Examining the Tribunal's request, the first question presented is whether it has the authority to accept donations. As noted above, both of the agencies to which the Commission has issued relevant decisions have such authority granted by statute. The Tribunal does not have a similar statute, but, arguably, Tax Law §2006(14) and (15) provide such authority. While, for purposes of this opinion, the Commission will assume the authority of the Tribunal to accept gifts consistent with the Public Officers Law, it may contact the Office of the Attorney General if it wishes a determination with regard to this issue.

We turn now to whether the Public Officers Law permits the Tribunal to accept the donation of a computer from a publishing company that publishes its decisions and determinations. While the company has not appeared before the Division, it may, as a taxpayer in New York State, have occasion to make such an appearance. This, in itself, does not preclude the Division's accepting the computer. The Commission's holdings in Advisory Opinion Nos. 92-1 and 95-38, permitting agencies to accept donations from entities subject to their jurisdiction, authorize the acceptance of the gift by the Division. However, due consideration must be given to the circumstances surrounding the donation, including whether it could be perceived as an attempt by the donor to curry favor with the agency. Clearly, the gift could not be accepted if it were offered at a time during which the publishing company had a matter pending before the Division or Tribunal, or was in litigation with either.

In weighing whether the donation is intended to influence, may actually influence or may appear to influence official action on the part of the Division, it is important that the publishing company has never had a matter before it. Although the company could possibly appear before the Division in the future, the uncertainty regarding when, and even if, such an appearance might occur makes it unlikely that the donated computer could be perceived as intended to influence future actions of the Division.

With regard to the remaining question posed -- whether the Tribunal is free to determine the utilization of the computer equipment -- the Commission holds that it may not be accepted subject to any conditions imposed by the publishing company.
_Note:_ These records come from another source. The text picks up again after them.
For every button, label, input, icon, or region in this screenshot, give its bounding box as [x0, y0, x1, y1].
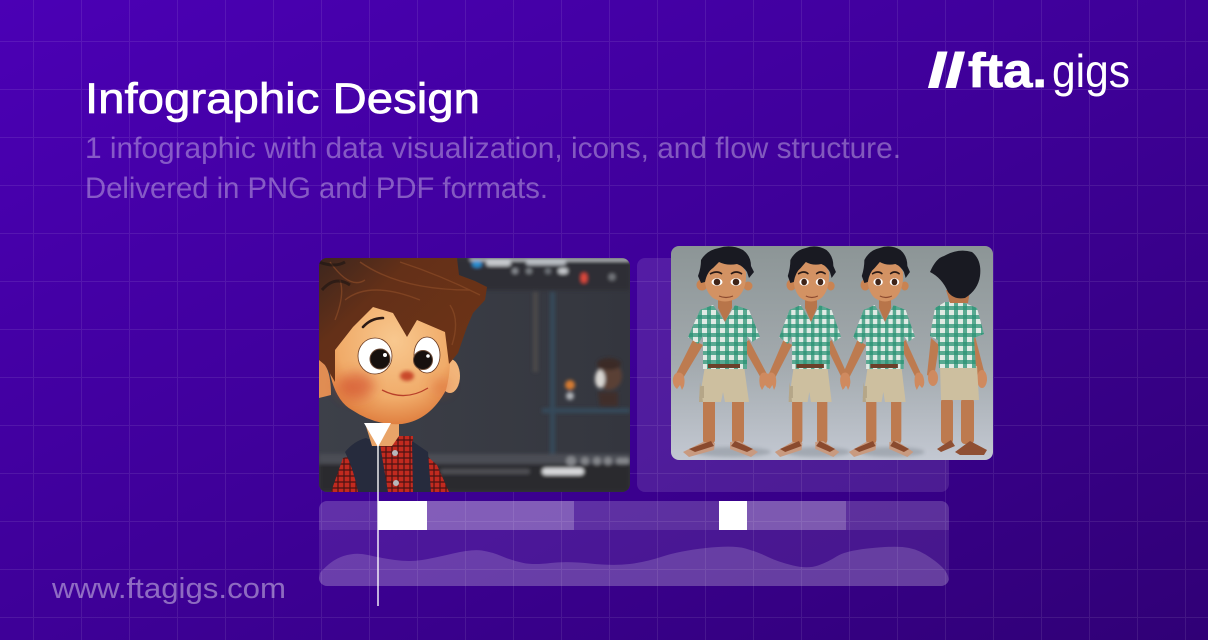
ears [319, 359, 460, 398]
clip segment 2 [747, 501, 846, 530]
logo: fta.gigs [929, 44, 1130, 98]
image: character turnaround sheet [671, 246, 993, 460]
three quarter view, right [840, 246, 925, 457]
logo: fta.gigs: fta. [968, 45, 1047, 98]
face [330, 307, 450, 424]
logo: fta.gigs: gigs [1052, 45, 1130, 97]
eyes [358, 337, 440, 374]
timeline track [319, 501, 949, 530]
image: cartoon boy in animation software [319, 258, 630, 492]
hair [319, 258, 487, 382]
description text: Delivered in PNG and PDF formats. [85, 172, 548, 205]
backing panel [637, 258, 949, 492]
timeline [319, 501, 949, 586]
logo: fta.gigs: // [929, 44, 964, 96]
title: Infographic Design [85, 75, 480, 123]
audio waveform [319, 547, 949, 586]
three quarter view [766, 246, 851, 457]
description text: 1 infographic with data visualization, icons, and flow structure. [85, 132, 901, 165]
description text [85, 132, 901, 205]
back view [927, 251, 987, 455]
playhead [364, 423, 391, 606]
front view [673, 246, 771, 457]
white marker 2 [719, 501, 747, 530]
shirt and vest [331, 423, 449, 492]
blurred small character [595, 358, 622, 406]
cheeks [338, 373, 450, 399]
white marker 1 [378, 501, 427, 530]
eyebrow, nose and smile [363, 318, 428, 396]
blurred software interface [319, 258, 630, 492]
website url: www.ftagigs.com [51, 573, 286, 605]
clip segment 1 [427, 501, 574, 530]
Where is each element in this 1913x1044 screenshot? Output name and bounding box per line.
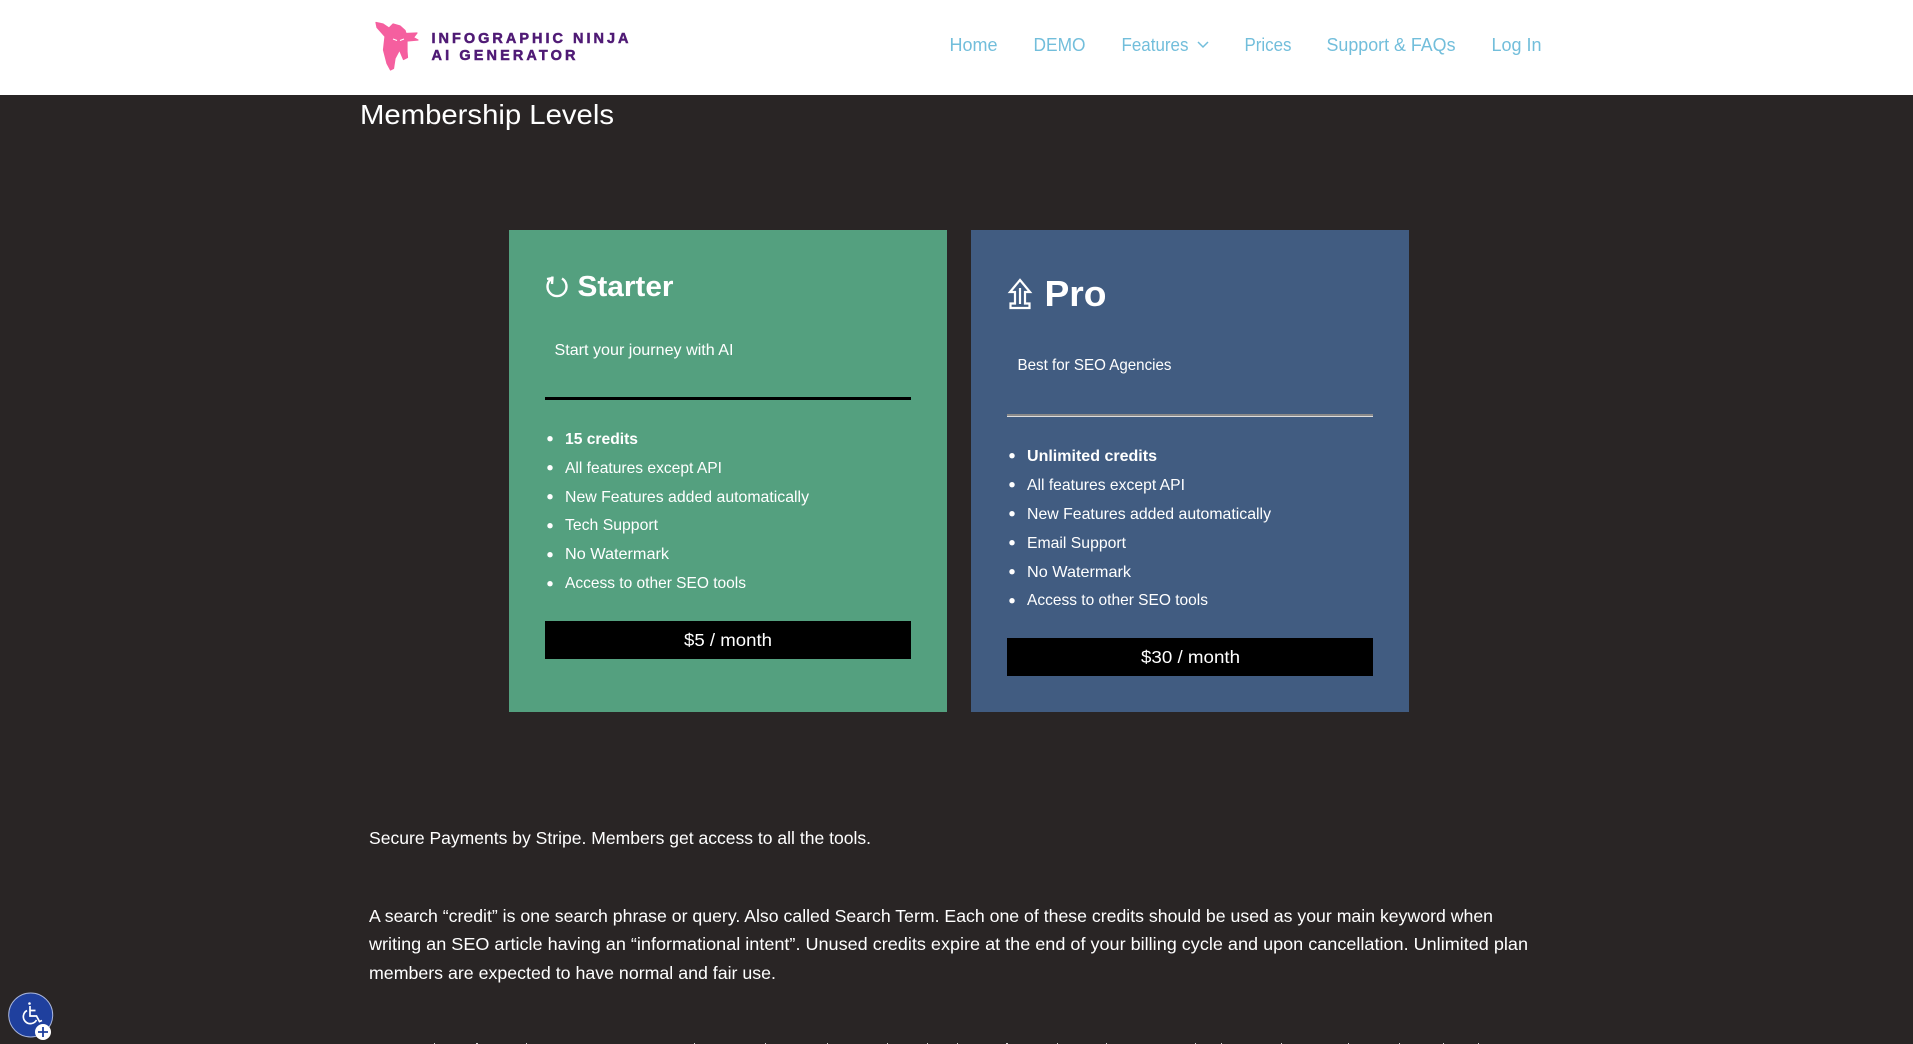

Rather, the agency must have complete discretion as to its use. (See Advisory Opinion No. 95-38, discussed above.) Indeed, the Tribunal should disseminate its determinations and decisions generated in the personal computer format to all publishing companies requesting them. By doing so, the Tribunal would not only be implementing its statutory mandate, but also assuring that no favoritism is being shown to the publishing company making the donation.

CONCLUSION

The Commission concludes that the Tribunal and/or the Division may accept the donation of computer equipment from a publishing company which publishes the Tribunal's decisions and determinations as long as the company (1) does not have a matter pending before the Tribunal or the Division, (2) is not in litigation with either, and (3) does not condition the use of the donated equipment in any manner. The Tribunal should make available the documents generated by the donated computer to all publishing companies.

This opinion, until and unless amended or revoked, is binding on the Commission in any subsequent proceeding concerning the person who requested it and who acted in good faith, unless material facts were omitted or misstated by the person in the request for opinion or related supporting documentation.

All concur: Joseph M. Bress, Chair
Angelo A. Costanza
Robert E. Eggenschiller
Donald A. Odell, Members

Dated: March 11, 1996


Endnotes

1. Tax Law §§2002 and 2004. The Commission held in Advisory Opinion No.91-13 that the Division is a State agency, separate and independent from the Department of Taxation and Finance for purposes of the post-employment restrictions of Public Officers Law §73(8).

2. Tax Law §2000.

3. An ASCII file is a document which has been stripped of all formatting.